Bražec (Bergles) is a municipality and village in Karlovy Vary District in the Karlovy Vary Region of the Czech Republic. It has about 300 inhabitants.

==Administrative division==
Bražec consists of three municipal parts (in brackets population according to the 2021 census):
- Bražec (207)
- Dolní Valov (5)
- Javorná (0)

==Etymology==
The name Bražec is a diminutive of the Old Czech word brah, which meant 'pile', 'pit'.

==Geography==
Bražec is located about 13 km southeast of Karlovy Vary. Most of the municipal territory lies in the Doupov Mountains, only the western part lies in the Slavkov Forest. The highest point is a hill at 793 m above sea level.

==History==
The first written mention of Bražec is from 1289. Until 1410, the village was owned by a local noble family, who called themselves Lords of Bražec. Bražec then often changed owners. From 1581 to 1622, it was part of the Andělská Hora estate. In 1622, Bražec was acquired by the Czernin family. Since then, the village was part of the Stružná estate, which remained so until the establishment of an independent municipality in 1848.

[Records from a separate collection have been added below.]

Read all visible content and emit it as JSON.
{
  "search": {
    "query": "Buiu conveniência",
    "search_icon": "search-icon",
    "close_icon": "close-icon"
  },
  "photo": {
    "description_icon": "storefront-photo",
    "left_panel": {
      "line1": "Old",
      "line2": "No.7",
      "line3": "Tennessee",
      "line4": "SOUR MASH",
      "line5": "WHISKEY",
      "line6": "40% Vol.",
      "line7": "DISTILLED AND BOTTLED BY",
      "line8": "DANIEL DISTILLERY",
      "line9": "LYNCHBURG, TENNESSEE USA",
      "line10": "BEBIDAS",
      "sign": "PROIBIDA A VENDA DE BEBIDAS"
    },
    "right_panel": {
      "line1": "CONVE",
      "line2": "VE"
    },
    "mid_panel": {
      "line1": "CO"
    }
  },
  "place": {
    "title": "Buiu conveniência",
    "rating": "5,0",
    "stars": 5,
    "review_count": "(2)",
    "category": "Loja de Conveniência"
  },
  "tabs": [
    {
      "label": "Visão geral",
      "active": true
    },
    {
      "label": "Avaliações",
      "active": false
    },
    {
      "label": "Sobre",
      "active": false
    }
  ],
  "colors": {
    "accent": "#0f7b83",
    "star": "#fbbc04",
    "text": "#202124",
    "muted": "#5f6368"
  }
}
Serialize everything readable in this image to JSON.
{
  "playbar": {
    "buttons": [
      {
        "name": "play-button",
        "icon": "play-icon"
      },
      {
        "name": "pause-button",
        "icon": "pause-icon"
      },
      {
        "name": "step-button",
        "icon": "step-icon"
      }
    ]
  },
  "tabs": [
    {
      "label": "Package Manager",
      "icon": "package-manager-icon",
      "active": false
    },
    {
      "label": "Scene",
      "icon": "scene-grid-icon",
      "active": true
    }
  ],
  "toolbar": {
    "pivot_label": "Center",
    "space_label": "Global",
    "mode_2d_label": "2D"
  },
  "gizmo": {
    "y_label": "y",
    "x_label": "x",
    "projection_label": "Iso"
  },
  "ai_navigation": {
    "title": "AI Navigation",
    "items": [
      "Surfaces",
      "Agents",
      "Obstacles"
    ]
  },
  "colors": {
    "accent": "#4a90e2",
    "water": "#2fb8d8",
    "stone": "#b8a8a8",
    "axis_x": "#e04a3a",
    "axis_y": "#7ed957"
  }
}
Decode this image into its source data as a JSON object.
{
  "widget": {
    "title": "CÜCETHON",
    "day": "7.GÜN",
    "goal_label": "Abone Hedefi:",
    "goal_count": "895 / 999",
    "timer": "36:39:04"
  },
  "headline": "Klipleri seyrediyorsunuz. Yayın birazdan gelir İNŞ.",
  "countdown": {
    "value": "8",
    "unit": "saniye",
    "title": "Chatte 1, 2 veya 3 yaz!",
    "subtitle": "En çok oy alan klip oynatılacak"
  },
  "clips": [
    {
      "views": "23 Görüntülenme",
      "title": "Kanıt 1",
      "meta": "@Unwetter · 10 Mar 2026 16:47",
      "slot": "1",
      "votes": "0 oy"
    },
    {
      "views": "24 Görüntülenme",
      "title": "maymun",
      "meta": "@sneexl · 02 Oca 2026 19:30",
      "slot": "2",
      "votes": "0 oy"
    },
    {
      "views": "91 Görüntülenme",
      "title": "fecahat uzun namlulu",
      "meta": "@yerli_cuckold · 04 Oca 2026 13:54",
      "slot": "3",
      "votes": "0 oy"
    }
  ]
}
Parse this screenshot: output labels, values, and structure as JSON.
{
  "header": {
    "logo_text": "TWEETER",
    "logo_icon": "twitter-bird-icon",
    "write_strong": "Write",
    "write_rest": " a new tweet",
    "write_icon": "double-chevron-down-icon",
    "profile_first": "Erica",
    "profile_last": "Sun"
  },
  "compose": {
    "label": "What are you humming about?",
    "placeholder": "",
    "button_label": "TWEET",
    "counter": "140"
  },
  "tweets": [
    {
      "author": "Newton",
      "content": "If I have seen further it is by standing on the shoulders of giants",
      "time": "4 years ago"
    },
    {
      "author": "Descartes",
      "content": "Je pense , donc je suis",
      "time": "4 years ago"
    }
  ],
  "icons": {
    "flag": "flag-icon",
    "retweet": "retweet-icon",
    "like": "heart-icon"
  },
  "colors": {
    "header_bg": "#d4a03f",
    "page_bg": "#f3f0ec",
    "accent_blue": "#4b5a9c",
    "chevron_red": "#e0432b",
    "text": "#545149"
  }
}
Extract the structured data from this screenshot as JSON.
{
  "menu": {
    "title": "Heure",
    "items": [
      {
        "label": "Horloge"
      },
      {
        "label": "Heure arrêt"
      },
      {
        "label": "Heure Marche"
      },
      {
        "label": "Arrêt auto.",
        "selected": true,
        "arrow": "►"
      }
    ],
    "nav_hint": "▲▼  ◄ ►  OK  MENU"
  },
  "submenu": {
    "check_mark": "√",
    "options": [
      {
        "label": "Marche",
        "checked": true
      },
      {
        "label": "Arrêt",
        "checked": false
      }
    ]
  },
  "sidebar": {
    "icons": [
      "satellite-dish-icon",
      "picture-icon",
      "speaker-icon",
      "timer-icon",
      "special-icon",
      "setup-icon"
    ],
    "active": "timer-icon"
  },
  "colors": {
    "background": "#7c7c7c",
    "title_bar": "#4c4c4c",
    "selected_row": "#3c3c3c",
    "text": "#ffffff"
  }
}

In 1953, the Military Training Area Hradiště was created, which caused the eviction of 65 villages and the demise of several municipalities including Bražec. The municipality was then created again on 1 January 2016 by diminishing of the military area.

==Transport==
There are no railways or major roads running through the municipality.

==Sights==
The only protected cultural monument in the municipality are the relics of a fortified medieval fortress. The location is an archaeological site, explored in 1986–1989.